Gehaltvolle Denkschrift der EKD vorgelegt
Die evangelische Kirche ist arm an lebenden "Popstars", aber reich an Traditionen. Die Protestantische Ethik ist – so wissen wir seit Max Weber – die sozialkulturelle Grundlage des Kapitalismus. Aber die Zeiten, in denen die evangelische und die katholische Kirche den Ton in der deutschen Gesellschaft angaben, sind vorbei. So wirkt es heute geradezu altmodisch, wenn die Evangelische Kirche in Deutschland (EKD) eine umfangreiche Denkschrift zum "unternehmerischen Handeln in evangelischer Perspektive" vorlegt, – auch wenn ergänzende Videoclips von der medialen Moderne künden.

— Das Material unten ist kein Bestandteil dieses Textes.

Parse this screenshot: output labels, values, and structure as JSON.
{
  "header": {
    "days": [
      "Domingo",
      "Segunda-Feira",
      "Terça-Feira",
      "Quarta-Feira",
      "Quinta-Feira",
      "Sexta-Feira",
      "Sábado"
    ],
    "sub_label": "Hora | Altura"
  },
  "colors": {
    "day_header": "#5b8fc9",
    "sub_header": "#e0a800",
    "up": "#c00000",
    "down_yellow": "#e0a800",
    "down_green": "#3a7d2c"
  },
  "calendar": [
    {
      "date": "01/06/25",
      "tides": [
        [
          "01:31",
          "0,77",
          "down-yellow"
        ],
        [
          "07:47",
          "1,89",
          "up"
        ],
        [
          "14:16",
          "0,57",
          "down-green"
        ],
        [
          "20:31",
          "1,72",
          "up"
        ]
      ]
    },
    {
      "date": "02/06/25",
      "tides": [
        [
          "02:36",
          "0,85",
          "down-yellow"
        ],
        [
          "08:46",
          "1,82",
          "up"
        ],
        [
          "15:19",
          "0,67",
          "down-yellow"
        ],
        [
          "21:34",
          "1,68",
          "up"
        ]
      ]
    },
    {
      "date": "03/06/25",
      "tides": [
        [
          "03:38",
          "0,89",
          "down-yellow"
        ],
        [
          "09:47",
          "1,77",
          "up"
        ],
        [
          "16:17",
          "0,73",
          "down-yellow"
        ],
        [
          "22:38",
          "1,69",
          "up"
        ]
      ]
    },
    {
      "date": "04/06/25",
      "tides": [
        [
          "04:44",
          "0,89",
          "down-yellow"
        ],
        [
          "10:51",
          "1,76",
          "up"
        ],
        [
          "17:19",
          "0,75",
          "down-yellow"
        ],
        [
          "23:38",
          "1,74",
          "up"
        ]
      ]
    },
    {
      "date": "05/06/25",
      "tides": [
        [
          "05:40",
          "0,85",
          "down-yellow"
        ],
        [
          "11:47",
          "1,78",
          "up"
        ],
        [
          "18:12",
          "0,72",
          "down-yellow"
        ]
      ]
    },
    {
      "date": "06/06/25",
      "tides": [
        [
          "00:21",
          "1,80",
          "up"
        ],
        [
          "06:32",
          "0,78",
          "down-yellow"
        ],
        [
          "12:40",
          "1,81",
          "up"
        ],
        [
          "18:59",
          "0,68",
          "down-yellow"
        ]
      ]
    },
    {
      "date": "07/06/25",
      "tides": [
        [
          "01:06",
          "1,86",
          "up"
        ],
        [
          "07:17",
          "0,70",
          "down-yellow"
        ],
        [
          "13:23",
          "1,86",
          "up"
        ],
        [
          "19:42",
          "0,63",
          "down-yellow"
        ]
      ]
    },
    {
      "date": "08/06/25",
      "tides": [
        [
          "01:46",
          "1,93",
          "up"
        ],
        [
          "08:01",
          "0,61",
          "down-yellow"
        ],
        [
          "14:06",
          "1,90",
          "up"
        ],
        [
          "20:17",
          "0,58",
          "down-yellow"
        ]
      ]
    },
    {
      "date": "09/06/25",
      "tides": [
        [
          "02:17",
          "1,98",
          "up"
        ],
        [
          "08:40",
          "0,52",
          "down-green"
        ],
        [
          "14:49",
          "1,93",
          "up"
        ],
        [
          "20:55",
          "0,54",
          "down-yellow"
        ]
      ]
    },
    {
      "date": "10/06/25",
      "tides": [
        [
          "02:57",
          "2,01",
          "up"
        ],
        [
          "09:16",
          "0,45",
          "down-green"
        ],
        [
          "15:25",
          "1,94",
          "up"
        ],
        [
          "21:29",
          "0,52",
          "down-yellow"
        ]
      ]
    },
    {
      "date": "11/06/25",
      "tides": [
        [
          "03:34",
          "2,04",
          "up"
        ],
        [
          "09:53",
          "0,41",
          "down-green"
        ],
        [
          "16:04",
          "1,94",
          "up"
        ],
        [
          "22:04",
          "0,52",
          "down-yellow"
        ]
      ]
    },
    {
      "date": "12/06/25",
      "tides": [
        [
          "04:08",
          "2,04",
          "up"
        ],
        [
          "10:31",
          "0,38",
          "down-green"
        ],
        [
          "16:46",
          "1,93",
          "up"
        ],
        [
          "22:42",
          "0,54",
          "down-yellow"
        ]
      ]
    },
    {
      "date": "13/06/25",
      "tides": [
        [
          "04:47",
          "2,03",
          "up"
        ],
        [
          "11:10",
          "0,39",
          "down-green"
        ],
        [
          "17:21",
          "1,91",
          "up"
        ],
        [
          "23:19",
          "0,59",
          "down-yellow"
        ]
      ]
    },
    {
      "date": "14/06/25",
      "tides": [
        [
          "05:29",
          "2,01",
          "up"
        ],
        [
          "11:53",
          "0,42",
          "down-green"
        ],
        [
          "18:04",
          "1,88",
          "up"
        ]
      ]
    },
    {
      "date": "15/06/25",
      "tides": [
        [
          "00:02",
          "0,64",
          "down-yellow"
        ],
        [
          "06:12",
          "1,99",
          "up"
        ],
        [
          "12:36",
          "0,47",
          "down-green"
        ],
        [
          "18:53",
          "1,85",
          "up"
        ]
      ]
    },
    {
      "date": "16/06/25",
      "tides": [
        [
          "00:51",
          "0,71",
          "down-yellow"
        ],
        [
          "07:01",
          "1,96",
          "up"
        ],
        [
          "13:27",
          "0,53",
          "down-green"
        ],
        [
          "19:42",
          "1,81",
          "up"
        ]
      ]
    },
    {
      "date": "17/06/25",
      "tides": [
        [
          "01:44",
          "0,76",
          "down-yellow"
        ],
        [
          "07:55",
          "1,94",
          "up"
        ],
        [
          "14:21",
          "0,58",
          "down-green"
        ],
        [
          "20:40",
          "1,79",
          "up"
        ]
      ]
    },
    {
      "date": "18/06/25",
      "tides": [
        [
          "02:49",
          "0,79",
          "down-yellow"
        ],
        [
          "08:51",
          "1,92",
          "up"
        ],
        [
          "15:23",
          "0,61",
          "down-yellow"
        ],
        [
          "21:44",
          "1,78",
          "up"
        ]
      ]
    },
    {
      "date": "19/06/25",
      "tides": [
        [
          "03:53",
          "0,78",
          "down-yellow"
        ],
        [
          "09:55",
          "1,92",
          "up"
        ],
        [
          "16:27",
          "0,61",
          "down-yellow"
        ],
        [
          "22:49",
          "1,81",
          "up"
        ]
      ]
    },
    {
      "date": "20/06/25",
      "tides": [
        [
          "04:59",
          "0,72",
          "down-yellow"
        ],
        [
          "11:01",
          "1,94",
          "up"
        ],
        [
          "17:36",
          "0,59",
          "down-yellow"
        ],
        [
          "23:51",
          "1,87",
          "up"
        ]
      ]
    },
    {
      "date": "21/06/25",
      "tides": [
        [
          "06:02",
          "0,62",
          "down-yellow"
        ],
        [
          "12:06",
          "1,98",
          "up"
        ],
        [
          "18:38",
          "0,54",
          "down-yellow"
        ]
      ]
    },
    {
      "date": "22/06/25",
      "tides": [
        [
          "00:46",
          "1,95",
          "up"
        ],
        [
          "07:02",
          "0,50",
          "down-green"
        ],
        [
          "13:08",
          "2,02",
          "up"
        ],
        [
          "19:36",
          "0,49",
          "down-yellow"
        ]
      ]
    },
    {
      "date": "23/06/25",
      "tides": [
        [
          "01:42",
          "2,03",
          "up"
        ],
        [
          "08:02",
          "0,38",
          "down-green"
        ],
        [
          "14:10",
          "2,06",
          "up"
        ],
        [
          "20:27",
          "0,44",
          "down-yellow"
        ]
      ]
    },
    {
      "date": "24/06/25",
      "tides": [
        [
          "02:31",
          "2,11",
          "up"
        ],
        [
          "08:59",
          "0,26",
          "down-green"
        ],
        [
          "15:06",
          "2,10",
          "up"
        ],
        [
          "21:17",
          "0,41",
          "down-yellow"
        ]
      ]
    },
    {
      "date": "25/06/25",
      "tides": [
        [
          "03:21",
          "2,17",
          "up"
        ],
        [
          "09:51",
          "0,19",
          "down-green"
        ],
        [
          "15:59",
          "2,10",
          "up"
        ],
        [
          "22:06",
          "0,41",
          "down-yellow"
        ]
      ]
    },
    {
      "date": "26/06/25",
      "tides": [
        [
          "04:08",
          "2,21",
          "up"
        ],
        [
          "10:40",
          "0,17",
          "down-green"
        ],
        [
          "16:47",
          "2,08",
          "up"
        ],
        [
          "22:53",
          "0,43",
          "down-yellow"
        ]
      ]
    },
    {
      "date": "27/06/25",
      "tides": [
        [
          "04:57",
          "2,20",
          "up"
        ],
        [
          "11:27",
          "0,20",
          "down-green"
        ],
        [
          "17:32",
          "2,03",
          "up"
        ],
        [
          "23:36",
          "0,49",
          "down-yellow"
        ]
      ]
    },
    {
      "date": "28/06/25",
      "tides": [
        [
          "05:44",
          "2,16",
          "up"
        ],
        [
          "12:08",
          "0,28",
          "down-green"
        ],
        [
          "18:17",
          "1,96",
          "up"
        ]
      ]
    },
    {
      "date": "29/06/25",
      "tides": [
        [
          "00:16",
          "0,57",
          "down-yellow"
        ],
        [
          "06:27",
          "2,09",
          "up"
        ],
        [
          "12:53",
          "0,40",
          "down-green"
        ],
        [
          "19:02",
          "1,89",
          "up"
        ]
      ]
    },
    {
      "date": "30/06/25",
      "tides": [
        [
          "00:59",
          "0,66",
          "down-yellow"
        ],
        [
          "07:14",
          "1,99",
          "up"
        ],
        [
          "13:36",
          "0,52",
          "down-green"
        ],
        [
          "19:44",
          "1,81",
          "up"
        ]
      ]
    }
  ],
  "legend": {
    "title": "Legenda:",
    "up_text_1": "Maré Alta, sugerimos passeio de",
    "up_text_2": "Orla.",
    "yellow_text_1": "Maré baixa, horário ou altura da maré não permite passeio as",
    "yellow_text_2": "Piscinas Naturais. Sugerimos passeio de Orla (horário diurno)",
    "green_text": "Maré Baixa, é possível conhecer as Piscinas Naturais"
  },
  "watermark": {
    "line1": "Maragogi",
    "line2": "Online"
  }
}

Paradoxerweise verschließt sich der Gehalt der Denkschrift zunächst durch die im konventionellen Jargon gehaltenen Erklärungen und Begleittexte. Auch hier liegt der Strand unter dem Pflaster. Und die Suche lohnt sich, denn im Kern der Denkschrift geht es um die gesellschaftspolitisch anspruchsvolle Frage, welche Spielarten unternehmerischen Handels es gibt und welche Rollen Unternehmen in der heutigen Gesellschaft einnehmen.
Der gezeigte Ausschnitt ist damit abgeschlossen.